Abstract

Abstract#

Context. Audio-based MIR (MIR based on the processing of audio signals) covers a broad range of tasks, including

music audio analysis (pitch/chord, beats, tagging), retrieval (similarity, cover, fingerprint),
music audio processing (source separation, music translation/style transfer)
music audio generation (of samples or whole tracks).

A wide range of techniques can be employed for solving each of these tasks, spanning

from conventional signal processing and machine learning algorithms
to the whole zoo of deep learning techniques.

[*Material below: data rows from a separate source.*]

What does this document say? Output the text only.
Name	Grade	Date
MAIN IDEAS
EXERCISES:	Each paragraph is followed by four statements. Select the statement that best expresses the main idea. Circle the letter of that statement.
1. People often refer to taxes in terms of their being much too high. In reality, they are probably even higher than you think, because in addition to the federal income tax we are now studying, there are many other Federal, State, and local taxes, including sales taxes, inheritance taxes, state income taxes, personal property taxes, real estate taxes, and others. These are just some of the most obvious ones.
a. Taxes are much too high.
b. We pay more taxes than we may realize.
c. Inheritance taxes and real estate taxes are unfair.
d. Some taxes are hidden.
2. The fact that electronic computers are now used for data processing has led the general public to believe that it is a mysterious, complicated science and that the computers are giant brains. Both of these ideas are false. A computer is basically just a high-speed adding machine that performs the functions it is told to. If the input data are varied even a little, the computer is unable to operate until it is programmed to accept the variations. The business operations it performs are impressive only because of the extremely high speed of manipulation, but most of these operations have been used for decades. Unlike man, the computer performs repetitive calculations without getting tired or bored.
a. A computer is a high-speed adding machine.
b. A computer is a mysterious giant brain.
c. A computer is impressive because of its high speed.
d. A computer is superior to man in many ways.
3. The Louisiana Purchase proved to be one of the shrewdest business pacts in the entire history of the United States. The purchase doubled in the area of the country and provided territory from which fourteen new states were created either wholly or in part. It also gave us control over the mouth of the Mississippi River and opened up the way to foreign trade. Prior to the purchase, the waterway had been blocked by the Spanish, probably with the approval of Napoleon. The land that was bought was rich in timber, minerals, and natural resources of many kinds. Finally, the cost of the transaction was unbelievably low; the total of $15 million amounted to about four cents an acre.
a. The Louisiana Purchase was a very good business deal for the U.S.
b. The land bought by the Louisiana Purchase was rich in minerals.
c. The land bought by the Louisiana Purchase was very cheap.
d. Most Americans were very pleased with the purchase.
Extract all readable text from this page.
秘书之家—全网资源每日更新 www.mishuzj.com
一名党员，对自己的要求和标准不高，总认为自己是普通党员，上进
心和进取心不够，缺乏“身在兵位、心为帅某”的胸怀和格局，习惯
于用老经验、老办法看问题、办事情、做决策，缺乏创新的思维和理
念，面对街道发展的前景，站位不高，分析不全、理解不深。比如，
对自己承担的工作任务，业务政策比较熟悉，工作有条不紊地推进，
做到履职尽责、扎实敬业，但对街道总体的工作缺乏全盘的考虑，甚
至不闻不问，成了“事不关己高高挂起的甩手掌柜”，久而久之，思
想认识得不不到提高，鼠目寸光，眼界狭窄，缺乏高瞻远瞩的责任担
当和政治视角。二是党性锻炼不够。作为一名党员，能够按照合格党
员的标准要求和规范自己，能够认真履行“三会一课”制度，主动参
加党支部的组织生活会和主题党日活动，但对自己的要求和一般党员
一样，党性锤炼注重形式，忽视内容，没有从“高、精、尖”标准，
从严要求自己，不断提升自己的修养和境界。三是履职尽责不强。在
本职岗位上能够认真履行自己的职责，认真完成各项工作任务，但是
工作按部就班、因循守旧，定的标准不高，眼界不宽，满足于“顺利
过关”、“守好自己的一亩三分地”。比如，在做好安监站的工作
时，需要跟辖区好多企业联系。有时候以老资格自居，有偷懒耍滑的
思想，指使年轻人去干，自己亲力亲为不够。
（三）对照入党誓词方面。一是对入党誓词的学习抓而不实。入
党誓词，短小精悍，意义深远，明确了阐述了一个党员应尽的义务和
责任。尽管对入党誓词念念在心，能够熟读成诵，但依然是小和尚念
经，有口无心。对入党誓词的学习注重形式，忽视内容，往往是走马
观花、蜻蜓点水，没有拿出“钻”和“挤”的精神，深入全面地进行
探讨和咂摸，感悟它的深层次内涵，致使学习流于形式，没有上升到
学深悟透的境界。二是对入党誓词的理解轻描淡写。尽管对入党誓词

Objective. This tutorial aims to review the various elements of this deep learning zoo which are commonly applied in Audio-based MIR tasks. We review typical

inputs: such as waveform, Log-Mel-Spectrogram, CQT, HCQT, Chroma
front-ends: such as Dilated-Conv, TCN, SincNet
projections: such as 1D-Conv, 2D-Conv, U-Net, RNN, LSTM, Transformer
bottleneck: AE, VAE quantization using VQ-VAE, RVQ
training paradigms: such as supervised, unsupervised, encoder-decoder, self-supervised, metric-learning, adversarial, denoising/latent diffusion

Method. Rather than providing an exhaustive list of all of these elements, we illustrate their use within a subset of (commonly studied) Audio-based MIR tasks such as

analysis: multi-pitch, cover-detection, auto-tagging,
processing: source separation
generation: auto-regressive/LLM, diffusion

This subset of Audio-based MIR tasks is designed to encompass a wide range of deep learning elements.

The objective is to provide a 101 lecture (introductory lecture) on deep learning techniques for Audio-based MIR. It does not aim at being exhaustive in terms of Audio-based MIR tasks neither on deep learning techniques but to provide an overview for newcomers to Audio-Based MIR on how to solve the most common tasks using deep learning. It will provide a portfolio of codes (Colab notebooks and Jupyter book) to help newcomers achieve the various Audio-based MIR Tasks.

This tutorial can be considered as a follow-up of the tutorial “Deep Learning for MIR” by Alexander Schindler, Thomas Lidy and Sebastian Böck, held at ISMIR-2018.